A fixation on the cure is contributing to the problem, and may be cursing efforts to find structural solutions to the issue. While the vast majority of resources – and thinking - continue to be committed to the symptoms of homelessness, the system will struggle to prevent homelessness from happening in the first place. And yet the gains to human lives, communities - and the exchequer - to homeless prevention are obviously positive. By addressing things ‘upstream’, we eradicate – or at least have less of a problem – ‘downstream’. In contrast, most statutory and voluntary efforts related to homelessness are focussed primarily on the cure, where matters downstream have already escalated, human suffering is increased and the financial cost of emergency accommodation and related services to the public purse are enormous.

The provision of advice, tenancy protection and tenancy sustainment measures to renters is key – as is the investment and public promotion of them.

Prevention means that something doesn’t get so bad that we’re reaching for a plethora of remedies. Prevention ‘cuts things off at the pass’, so to speak. Most of the people moving into homeless accommodation do so from the private rented sector. As a result, the provision of advice, tenancy protection and tenancy sustainment measures to renters is key – as is the investment and public promotion of them. This needs to go in tandem with policy and legal change to ensure security of tenure, rental affordability, better standards and greater overall rights for tenants, in a tenure in which a growing number of people are spending more of their lives.

So why is prevention getting such little public attention and such low funding compared to the more curative interventions?

Part of the answer must lie in terms of visibility – or lack of visibility. How do you show that you avoided all those people from drowning, through improved water safety; or from falling off a cliff, through enhanced barriers and signage; or from car accidents, by reducing speed limits and better public awareness campaigns?

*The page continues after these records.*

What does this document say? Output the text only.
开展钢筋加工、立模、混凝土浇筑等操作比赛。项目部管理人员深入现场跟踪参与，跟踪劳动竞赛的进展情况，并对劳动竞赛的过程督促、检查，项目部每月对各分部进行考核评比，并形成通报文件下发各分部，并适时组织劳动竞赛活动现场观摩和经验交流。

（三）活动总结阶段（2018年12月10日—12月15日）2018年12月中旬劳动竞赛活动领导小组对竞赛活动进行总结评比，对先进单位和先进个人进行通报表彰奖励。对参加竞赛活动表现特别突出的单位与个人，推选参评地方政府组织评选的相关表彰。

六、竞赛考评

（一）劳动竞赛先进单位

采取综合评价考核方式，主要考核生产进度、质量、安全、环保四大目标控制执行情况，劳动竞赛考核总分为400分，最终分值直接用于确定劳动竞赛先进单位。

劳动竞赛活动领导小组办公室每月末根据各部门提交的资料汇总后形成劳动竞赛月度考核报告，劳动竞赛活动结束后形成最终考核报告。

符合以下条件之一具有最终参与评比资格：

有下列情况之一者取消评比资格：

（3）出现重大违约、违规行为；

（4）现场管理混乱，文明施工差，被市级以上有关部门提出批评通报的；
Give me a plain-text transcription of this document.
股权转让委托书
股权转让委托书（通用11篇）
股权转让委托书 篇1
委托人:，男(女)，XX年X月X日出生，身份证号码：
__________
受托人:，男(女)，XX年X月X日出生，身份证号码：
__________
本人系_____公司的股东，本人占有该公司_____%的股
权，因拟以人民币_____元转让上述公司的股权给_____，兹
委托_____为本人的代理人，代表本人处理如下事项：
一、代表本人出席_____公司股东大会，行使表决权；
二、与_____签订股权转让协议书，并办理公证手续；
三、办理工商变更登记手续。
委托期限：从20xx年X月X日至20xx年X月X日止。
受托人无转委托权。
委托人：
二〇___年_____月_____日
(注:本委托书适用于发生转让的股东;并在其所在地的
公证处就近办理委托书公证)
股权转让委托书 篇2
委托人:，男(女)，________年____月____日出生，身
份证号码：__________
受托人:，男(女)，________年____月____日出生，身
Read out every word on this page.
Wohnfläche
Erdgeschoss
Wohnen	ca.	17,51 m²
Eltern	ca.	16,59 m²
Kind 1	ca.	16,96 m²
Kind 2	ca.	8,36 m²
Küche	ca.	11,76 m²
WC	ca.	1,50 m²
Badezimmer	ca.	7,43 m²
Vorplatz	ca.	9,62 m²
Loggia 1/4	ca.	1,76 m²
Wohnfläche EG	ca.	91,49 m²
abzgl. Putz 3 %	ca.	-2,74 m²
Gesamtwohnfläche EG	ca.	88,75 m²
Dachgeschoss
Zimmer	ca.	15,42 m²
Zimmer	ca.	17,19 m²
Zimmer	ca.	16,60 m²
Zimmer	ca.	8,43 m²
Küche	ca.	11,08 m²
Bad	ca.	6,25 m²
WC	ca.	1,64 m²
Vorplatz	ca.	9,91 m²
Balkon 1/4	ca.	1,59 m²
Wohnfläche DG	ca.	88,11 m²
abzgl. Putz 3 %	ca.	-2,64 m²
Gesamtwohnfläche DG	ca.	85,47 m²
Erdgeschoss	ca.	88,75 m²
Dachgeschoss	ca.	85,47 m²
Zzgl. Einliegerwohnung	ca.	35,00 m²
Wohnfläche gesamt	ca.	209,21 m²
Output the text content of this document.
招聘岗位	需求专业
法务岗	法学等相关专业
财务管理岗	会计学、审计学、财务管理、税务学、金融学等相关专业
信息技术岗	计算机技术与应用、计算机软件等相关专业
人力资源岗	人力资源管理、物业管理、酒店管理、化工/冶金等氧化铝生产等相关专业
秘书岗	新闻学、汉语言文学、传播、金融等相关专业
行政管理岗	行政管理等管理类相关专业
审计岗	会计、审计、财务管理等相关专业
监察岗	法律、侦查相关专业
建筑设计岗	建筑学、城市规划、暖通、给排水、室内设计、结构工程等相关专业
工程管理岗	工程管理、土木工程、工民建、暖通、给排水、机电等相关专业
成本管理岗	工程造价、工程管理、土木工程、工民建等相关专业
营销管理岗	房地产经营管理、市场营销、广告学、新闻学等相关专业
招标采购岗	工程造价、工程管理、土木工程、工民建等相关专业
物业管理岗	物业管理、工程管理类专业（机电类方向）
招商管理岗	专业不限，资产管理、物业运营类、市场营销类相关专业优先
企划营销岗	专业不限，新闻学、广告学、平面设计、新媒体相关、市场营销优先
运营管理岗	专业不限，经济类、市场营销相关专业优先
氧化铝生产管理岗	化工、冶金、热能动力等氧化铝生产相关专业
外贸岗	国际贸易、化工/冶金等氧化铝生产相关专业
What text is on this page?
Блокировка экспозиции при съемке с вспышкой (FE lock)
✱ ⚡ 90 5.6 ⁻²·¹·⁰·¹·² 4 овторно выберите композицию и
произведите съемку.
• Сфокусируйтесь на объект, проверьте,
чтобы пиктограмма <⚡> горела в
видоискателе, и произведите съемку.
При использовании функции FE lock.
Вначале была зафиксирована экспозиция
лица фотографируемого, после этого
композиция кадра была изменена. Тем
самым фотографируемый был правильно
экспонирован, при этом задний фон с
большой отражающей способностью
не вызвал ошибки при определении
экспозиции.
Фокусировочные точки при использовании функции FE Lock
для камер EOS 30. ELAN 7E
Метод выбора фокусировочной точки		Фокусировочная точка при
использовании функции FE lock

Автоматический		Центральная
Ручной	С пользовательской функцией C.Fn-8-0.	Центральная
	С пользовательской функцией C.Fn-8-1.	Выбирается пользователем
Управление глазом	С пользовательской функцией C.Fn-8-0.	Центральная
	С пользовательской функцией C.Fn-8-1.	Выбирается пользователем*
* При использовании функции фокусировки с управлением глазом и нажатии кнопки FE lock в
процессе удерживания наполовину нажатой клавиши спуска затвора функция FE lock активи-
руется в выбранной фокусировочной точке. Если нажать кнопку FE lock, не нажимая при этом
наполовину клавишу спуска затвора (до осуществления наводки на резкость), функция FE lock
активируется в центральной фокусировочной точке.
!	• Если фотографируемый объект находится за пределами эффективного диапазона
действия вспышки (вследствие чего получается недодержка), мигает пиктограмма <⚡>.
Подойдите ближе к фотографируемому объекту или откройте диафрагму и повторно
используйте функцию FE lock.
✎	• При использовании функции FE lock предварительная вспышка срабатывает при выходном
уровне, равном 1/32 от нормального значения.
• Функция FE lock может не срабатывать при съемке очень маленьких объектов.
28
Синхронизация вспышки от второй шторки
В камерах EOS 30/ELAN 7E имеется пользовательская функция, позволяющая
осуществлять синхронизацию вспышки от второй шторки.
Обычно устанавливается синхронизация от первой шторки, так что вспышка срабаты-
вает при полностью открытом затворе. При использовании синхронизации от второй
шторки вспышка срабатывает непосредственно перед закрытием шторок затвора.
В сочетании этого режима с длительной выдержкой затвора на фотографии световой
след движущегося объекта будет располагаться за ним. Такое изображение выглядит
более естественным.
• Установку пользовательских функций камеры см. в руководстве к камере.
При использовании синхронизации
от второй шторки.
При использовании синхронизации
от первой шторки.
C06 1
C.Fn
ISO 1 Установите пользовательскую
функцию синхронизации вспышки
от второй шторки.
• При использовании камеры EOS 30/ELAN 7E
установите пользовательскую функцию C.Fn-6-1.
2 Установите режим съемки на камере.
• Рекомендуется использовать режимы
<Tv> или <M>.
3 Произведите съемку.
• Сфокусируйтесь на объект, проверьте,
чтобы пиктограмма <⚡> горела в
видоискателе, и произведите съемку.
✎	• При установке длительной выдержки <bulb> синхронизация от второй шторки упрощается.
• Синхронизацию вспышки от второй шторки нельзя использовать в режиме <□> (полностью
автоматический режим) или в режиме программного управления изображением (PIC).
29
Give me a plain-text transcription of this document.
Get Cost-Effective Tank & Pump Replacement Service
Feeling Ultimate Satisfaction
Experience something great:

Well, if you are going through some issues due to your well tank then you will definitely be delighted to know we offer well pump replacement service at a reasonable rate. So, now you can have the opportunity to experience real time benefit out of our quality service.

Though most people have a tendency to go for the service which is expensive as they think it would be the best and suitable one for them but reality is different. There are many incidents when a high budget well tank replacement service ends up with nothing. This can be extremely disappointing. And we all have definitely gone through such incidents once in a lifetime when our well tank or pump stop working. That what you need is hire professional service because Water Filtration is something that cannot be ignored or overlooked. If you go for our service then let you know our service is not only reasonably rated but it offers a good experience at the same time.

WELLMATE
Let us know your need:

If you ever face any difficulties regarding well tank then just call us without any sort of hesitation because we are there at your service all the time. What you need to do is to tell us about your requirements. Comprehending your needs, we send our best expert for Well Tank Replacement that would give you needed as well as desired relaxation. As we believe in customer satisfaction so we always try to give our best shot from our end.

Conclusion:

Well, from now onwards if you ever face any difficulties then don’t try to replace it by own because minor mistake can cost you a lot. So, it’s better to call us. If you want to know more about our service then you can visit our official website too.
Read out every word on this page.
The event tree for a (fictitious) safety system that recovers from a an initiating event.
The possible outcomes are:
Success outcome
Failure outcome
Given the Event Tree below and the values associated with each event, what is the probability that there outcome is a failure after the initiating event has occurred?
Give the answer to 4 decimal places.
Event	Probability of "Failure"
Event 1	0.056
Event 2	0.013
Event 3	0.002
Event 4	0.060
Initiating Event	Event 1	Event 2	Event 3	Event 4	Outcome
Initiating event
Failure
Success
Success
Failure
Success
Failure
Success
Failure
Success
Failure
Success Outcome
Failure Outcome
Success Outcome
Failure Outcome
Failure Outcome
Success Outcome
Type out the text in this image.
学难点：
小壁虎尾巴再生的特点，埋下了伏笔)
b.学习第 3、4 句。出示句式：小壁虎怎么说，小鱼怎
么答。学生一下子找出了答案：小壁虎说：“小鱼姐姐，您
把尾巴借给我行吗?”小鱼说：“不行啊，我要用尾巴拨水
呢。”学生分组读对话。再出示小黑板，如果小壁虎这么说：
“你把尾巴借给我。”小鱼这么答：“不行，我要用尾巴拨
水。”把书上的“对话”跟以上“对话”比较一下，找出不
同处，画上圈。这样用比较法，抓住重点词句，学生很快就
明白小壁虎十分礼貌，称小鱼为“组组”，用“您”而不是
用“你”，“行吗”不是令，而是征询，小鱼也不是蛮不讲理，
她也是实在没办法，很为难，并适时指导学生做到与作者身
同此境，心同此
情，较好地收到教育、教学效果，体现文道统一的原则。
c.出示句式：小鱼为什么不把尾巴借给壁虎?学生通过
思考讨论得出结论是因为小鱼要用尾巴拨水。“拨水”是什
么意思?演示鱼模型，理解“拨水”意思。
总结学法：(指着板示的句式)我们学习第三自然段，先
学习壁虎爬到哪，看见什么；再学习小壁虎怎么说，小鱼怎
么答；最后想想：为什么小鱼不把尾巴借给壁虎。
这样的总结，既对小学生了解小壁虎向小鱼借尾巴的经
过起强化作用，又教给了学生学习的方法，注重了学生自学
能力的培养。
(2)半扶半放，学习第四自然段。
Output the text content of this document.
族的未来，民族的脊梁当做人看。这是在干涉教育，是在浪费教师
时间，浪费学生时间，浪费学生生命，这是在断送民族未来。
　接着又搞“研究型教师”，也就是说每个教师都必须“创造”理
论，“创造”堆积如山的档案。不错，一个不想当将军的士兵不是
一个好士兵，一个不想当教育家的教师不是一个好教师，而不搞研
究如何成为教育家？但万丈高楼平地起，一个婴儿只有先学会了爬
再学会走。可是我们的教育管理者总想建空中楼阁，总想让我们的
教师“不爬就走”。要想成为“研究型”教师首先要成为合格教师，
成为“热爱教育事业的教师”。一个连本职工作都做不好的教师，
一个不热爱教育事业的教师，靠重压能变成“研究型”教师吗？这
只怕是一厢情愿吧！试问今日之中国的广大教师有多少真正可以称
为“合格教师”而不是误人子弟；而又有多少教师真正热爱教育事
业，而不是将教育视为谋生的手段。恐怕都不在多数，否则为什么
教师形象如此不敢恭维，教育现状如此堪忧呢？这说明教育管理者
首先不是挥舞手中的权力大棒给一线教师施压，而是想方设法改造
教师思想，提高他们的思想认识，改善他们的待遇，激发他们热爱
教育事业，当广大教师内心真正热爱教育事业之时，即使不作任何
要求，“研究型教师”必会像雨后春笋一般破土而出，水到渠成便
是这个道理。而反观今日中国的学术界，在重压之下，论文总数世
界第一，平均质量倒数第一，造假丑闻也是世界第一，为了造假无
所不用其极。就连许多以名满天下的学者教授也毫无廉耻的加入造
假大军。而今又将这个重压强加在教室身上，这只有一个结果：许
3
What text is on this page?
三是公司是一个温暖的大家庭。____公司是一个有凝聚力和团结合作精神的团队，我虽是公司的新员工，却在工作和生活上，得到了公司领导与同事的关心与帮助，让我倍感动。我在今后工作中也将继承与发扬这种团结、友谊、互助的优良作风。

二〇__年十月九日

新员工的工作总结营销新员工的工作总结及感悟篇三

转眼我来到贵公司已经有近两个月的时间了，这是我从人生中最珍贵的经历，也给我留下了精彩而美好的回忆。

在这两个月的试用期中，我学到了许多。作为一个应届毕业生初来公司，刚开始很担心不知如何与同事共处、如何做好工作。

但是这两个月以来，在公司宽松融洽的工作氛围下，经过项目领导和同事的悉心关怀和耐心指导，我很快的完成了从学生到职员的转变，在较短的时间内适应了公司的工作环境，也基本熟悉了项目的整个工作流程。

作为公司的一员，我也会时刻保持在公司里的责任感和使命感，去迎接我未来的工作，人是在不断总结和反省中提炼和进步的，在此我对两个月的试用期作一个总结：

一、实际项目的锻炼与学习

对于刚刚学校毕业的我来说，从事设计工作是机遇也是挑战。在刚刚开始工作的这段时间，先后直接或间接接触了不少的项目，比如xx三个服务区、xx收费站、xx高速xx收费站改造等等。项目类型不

Similarly, how do you communicate that families and people who were facing the prospect of homelessness had their tenancies protected? How do you explain such an absence - without losing your audience?


The Tenancy Protection Service provided by Threshold has proven to be highly effective in preventing homelessness and keeping people in their home at a time where the cost of renting, and the scarcity of rental accommodation, is proving a massive struggle for many. Through providing advocacy, advice, Residential Tenancy Board representation and our Tenancy Protection Service, Threshold helped an average of 4,376 households to remain in their homes in 2017 – that’s 364 families a month. That’s around 10,000 individual people in the private rented sector that we prevented from homelessness – the same as the number of people currently in emergency accommodation. What’s even more powerful are the stories and testimonies of the people themselves whose homes we’ve saved – but that’s for another blog. These are families who can remain in their communities, keep their children in local schools and access the local services and supports that are part of the everyday fabric of their lives. That’s what we represent through our advice and preventative work. Our challenge is to ensure that we make these success stories – in the face of an extremely difficult rental sector – as visible as possible. That way, renters will know that real, tangible help, through the prevention work of our Tenancy Protection Service, is at hand.